5 reasons people aren’t listening (including you).

Most relationship issues boil down to a breakdown in communication. Think about communication in these terms: The sender has to convey a message clearly and succinctly. The receiver needs to be present, listen to the message, make sense of it, interpret the intent correctly, and understand the next step. What could possibly go wrong? In addition, communication channels, timing, and other environmental factors interplay in communication effectiveness. No wonder issues in communication are at the core of so much frustration, angst and confusion.

‘People often think they’re talking to each other when they’re really talking past each other. They carry on monologues, not dialogues.’—Judith Glaser

Ego kills listening

Sam began to realise the voice he listened to the most was the one in his head. His ego was bigger than he thought. I asked Sam: How can you truly listen to someone else when your actual goal is to have them agree with you and validate your point of view?

We all have listening blind spots

Judith Glaser, an American Organizational Anthropologist, developed Conversational IQ. Conversational IQ is about communicating in a way that builds trust, integrity, empathy and good judgment¹. These are great leadership benchmarks. Glaser’s research identified five listening blind spots, which I’m sure you’ll relate to from your experiences with others and through simply knowing about yourself.

Blind spot #1: The first blind spot involves an assumption that others see what we see, feel what we feel, and think what we think.

It’s easy to assume that everyone should think like we do, and therefore see things that same way. When we get fixed to our point of view, and want to be right about it, we lack the perspective to connect to others and realise they see and experience the world differently. Winning feels good but at what cost to the relationship and the feelings of someone else?

Blind spot #2: The failure to realise that fear, trust and distrust change how we see and interpret reality and, therefore, how we talk about it.

It’s easy to believe that our emotions and feelings don’t change our reality and that our perceptions are always accurate. They aren’t. When we are emotionally charged or perceive we are in an environment of distrust, our brain releases the chemical cortisol, which keeps us alert. This closes down the prefrontal cortex of our brain (which gives us access to empathy and strategic thinking for example), which changes how we experience something. In short, when we’re emotionally charged, we experience a conversation differently.

Blind spot #3: An inability to stand in each other’s shoes when we are fearful or upset.

This blind spot follows on from #2. When we are fearful or emotionally charged, we lose our ability to put ourselves in someone else’s shoes. As a result, we stay self-focused rather than others- focused.

Blind spot #4: The assumption that we remember what others say, when we actually remember what we think about what others say.

We decide that what we remember is the truth, the whole truth and nothing but the truth. But this isn’t true. Glasser’s research revealed that we drop out of conversations every 12 to 18 seconds to process what is being said. Therefore, any conversation could have three realities: what you remember, what they remember and what was actually said.

Blind spot #5: The assumption that meaning resides in the speaker, when in fact, it resides in the listener.

We assume that when people are listening, they are understanding our messages in the way we want them to. For people to understand us though, they draw from their reference points to create their understanding.
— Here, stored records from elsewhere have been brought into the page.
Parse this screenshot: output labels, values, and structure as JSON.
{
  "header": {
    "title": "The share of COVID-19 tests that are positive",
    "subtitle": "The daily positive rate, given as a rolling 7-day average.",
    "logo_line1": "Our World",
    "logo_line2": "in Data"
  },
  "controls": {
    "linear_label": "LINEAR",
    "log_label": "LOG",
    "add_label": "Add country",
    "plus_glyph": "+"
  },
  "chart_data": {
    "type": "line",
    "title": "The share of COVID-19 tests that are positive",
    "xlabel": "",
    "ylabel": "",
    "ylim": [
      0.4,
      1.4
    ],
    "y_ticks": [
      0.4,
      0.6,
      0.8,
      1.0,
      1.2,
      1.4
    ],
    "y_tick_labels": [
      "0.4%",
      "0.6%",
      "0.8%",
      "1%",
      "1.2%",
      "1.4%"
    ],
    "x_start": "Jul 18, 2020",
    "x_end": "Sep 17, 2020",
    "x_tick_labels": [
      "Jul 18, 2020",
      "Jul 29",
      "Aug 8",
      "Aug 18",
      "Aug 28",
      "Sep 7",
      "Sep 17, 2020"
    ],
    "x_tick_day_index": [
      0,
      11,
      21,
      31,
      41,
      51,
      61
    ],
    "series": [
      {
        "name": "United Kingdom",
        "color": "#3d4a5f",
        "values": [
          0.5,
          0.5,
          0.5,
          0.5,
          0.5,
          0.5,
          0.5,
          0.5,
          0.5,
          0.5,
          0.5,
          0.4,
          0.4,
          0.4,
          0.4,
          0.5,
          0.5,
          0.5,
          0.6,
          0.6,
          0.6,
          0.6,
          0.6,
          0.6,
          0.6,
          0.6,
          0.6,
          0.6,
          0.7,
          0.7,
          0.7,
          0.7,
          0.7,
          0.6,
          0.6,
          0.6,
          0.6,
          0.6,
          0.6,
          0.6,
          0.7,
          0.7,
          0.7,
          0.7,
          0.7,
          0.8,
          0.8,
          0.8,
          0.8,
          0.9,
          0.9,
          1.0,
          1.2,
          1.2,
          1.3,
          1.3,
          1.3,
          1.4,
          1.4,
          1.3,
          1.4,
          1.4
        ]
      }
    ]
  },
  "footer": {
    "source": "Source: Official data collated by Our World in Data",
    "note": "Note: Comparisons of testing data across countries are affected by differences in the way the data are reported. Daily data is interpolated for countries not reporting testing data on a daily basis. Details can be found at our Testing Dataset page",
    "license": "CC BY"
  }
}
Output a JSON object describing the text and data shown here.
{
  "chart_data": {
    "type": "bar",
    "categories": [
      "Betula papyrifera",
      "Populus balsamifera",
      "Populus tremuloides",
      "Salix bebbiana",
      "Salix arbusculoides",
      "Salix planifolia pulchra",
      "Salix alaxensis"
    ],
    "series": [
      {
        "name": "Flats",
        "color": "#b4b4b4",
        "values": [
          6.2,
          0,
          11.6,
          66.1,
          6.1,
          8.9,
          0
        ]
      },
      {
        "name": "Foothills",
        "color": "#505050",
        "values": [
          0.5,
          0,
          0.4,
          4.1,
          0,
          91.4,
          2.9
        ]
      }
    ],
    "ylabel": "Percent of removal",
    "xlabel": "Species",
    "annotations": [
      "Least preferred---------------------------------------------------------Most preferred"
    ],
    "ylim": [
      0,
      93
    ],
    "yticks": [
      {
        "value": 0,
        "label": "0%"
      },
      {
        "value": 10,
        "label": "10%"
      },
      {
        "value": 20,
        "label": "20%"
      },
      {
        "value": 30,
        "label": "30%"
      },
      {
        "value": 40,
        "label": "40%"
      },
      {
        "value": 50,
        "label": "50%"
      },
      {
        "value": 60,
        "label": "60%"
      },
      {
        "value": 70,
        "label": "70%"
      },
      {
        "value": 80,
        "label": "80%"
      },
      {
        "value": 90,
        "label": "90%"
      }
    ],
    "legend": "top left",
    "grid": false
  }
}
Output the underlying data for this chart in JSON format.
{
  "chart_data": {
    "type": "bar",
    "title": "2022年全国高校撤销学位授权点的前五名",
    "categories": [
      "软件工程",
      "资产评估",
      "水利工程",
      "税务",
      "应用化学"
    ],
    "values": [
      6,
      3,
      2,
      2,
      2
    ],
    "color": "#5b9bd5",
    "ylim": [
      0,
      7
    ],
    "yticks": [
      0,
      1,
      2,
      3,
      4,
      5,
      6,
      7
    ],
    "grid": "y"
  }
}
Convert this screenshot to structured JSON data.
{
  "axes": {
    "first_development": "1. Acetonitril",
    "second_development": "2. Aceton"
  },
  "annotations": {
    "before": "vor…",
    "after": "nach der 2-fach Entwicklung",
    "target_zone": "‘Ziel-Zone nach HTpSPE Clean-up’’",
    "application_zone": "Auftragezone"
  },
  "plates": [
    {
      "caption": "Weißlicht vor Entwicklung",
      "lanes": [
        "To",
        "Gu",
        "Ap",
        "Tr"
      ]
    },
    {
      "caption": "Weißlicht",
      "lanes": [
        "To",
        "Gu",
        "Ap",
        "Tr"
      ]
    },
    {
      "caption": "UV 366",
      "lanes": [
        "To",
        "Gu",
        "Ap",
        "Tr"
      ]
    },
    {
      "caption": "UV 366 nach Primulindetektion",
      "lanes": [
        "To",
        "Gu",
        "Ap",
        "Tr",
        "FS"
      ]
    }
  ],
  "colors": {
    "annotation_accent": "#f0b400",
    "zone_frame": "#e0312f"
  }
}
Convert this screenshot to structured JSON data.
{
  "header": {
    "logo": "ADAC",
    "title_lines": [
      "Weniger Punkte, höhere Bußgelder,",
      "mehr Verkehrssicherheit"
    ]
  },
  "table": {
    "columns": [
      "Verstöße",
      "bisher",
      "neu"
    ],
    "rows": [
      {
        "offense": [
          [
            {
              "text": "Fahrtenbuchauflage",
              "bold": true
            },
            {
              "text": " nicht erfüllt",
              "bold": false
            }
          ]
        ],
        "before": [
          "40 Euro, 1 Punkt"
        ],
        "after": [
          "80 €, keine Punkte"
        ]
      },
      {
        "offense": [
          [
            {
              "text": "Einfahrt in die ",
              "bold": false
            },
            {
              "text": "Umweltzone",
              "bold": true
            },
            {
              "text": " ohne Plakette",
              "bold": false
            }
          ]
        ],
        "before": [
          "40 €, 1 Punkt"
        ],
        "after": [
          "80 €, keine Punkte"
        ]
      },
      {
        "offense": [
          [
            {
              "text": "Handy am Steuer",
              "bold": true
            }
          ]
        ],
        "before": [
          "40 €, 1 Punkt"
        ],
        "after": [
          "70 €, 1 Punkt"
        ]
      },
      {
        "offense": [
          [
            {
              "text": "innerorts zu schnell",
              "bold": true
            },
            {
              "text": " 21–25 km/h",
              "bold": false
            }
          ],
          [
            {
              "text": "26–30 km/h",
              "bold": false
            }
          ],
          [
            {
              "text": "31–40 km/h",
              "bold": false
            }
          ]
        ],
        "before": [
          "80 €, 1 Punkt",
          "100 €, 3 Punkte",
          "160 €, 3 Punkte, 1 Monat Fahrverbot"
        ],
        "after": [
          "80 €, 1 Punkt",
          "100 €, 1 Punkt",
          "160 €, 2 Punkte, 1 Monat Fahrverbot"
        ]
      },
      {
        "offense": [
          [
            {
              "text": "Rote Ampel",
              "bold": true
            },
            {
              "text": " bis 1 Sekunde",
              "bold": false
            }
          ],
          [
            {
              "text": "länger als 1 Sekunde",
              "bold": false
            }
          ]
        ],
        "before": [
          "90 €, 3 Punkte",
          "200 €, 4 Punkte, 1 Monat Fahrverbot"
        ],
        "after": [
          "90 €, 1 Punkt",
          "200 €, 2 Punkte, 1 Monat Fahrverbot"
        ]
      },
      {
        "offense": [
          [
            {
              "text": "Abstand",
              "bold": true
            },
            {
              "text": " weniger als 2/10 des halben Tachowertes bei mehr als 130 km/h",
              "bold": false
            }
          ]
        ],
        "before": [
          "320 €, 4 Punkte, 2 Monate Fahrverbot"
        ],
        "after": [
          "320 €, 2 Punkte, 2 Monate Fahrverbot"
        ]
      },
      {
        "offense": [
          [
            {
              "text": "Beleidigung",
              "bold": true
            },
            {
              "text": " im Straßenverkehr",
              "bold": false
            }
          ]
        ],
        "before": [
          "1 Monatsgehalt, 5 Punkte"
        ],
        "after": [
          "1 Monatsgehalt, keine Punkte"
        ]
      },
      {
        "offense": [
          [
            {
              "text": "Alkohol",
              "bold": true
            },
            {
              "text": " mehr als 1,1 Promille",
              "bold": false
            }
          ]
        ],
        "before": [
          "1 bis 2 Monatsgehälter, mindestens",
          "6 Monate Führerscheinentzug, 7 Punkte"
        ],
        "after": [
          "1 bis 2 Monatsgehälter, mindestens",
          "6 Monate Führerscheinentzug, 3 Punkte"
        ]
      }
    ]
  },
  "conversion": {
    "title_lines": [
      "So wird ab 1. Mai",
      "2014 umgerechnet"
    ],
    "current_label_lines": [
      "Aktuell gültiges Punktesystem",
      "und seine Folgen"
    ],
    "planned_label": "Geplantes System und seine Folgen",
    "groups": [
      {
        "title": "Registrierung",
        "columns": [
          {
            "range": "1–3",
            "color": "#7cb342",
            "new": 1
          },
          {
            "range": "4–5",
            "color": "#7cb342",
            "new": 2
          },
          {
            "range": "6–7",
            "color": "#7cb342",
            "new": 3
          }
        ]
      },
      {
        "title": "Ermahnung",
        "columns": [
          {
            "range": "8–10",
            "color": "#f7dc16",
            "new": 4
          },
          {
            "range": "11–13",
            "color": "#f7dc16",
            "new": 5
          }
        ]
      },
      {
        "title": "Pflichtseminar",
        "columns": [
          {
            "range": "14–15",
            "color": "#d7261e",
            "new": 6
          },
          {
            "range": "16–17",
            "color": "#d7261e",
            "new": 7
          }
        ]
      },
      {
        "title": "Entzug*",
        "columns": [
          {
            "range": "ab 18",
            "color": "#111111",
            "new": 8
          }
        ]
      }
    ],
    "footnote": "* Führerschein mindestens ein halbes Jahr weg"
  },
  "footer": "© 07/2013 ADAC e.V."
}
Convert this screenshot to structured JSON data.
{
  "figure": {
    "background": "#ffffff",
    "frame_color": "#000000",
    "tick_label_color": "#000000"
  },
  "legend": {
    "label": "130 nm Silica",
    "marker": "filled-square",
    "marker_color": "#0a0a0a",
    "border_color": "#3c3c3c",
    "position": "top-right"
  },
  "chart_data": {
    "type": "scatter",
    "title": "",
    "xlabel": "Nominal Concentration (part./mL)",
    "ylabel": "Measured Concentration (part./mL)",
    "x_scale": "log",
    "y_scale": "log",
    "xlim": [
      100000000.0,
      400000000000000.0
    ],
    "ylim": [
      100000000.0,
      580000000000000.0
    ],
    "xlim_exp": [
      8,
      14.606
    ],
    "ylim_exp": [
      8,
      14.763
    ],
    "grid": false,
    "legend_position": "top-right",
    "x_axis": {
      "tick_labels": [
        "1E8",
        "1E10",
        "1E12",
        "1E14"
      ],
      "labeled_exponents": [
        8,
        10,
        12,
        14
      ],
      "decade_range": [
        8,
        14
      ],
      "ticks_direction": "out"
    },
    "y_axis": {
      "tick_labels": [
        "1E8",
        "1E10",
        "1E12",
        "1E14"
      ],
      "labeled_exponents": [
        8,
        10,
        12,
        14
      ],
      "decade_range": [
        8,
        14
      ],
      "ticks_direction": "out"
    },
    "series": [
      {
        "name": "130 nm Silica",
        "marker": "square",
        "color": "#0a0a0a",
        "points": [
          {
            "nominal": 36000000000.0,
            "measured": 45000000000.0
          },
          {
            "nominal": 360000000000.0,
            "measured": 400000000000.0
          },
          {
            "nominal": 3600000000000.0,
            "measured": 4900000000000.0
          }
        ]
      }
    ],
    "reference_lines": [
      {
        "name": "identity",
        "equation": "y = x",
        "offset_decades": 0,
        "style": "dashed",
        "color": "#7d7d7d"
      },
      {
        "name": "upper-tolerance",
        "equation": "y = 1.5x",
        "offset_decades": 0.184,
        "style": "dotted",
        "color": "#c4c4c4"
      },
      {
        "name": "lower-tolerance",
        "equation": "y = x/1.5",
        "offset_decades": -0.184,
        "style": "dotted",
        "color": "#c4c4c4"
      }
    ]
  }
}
In other words, people may be listening carefully to what you say, yet they are ‘understanding’ something different. In all communication, the meaning resides with the listener, not the speaker. Therefore checking for understanding is an important step in the communication process.

Bringing it all together

The silver bullet for these blind spots is your self-awareness: being aware of how your thinking preferences might bias or impact your listening; managing your emotional state; tuning back in when you find yourself not listening actively; and asking open questions to help you navigate conversations and create conversations more easily. Which of these blind spots are you going to become more aware of? I’d love to know.